Hannah shook her head. All these d
ragons trying to protect her from each other—even Laurence, she thought, in his misguided way.
“He’d been drinking,” she said gently, keeping one hand on Radu’s cheek and reaching back to Sorin with the other. Even if she didn’t need protecting, it felt so good to be tucked in between them.
“It was nothing,” she added. “I swear.”
“We believe you,” Sorin murmured. “But really—any excuse.”
Hannah shook her head. “Behave, both of you.”
She felt them both twitch a little at that, and they murmured, “Yes, ma’am,” in perfect unison.
You think you can tame two of them? Laurence had asked, but Hannah knew she already had.
“Can we go home?” Hannah asked, twisting in her mates’ grip so she could look up at both of them.
They nodded, their eyes dark and eager.
“Will you let us take you to our home?” Radu asked quietly. “We haven’t got our own house here, but we do have our hoard.”

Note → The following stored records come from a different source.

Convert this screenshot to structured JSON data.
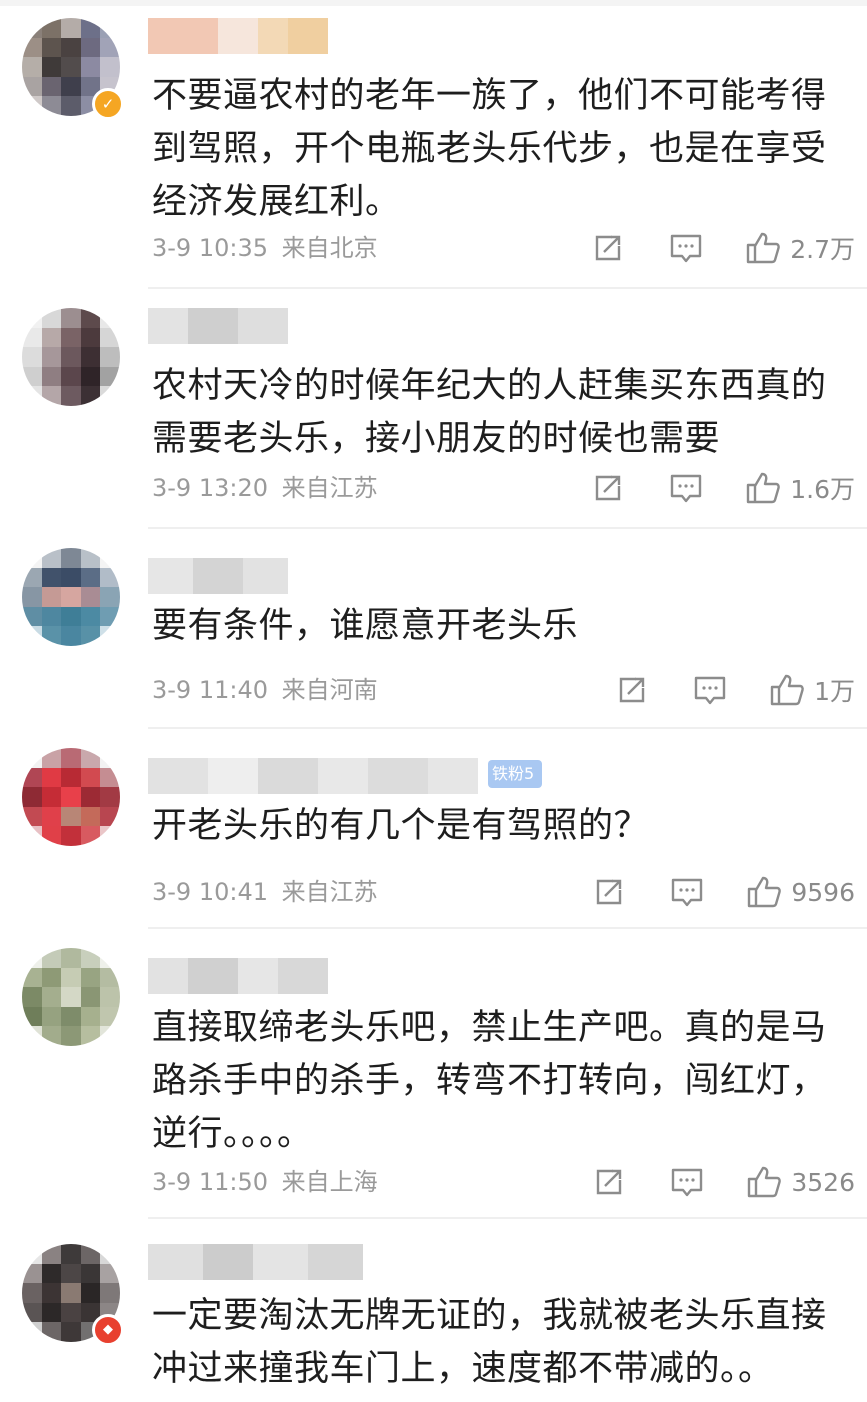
{
  "comments": [
    {
      "text": "不要逼农村的老年一族了，他们不可能考得到驾照，开个电瓶老头乐代步，也是在享受经济发展红利。",
      "time": "3-9 10:35",
      "location": "来自北京",
      "likes": "2.7万",
      "avatar_badge": "verified-badge-icon"
    },
    {
      "text": "农村天冷的时候年纪大的人赶集买东西真的需要老头乐，接小朋友的时候也需要",
      "time": "3-9 13:20",
      "location": "来自江苏",
      "likes": "1.6万"
    },
    {
      "text": "要有条件，谁愿意开老头乐",
      "time": "3-9 11:40",
      "location": "来自河南",
      "likes": "1万"
    },
    {
      "text": "开老头乐的有几个是有驾照的？",
      "time": "3-9 10:41",
      "location": "来自江苏",
      "likes": "9596",
      "fan_badge": "铁粉5"
    },
    {
      "text": "直接取缔老头乐吧，禁止生产吧。真的是马路杀手中的杀手，转弯不打转向，闯红灯，逆行。。。。",
      "time": "3-9 11:50",
      "location": "来自上海",
      "likes": "3526"
    },
    {
      "text": "一定要淘汰无牌无证的，我就被老头乐直接冲过来撞我车门上，速度都不带减的。。",
      "avatar_badge": "red-badge-icon"
    }
  ],
  "colors": {
    "icon_gray": "#8c8c8c",
    "verified": "#f5a623",
    "red_badge": "#e8402f",
    "fan_badge": "#a9c8f2"
  }
}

Hannah felt herself get wet all at once, her heart beating faster. The hoard was part of the way she would become truly their mate, bound to these creatures of fire for good.
“Please,” Hannah said. “Yes, now.”
“We’ll fly,” Sorin murmured, taking her hand. “We’ll be there before you know it.”
***
Radu carried her this time, and Hannah snuggled against his chest, staring out at the starry night sky. She could see the lights of the town in the valley below them, small and tidy from this vantage point, and the sweep of the woods and the mountain slopes lit by the moonlight.
She felt perfectly safe against Radu’s enormous scaled chest with Sorin flying just to their left. She only wished the flight could be longer.
Another time, Radu promised her silently.
Hannah squeezed both hands around his massive foreleg, feeling love for her dragons nearly overwhelm her.
They soon landed at the entrance to a cave in a clearing on the mountainside. Radu and Sorin shifted back to their human forms right there under the sky.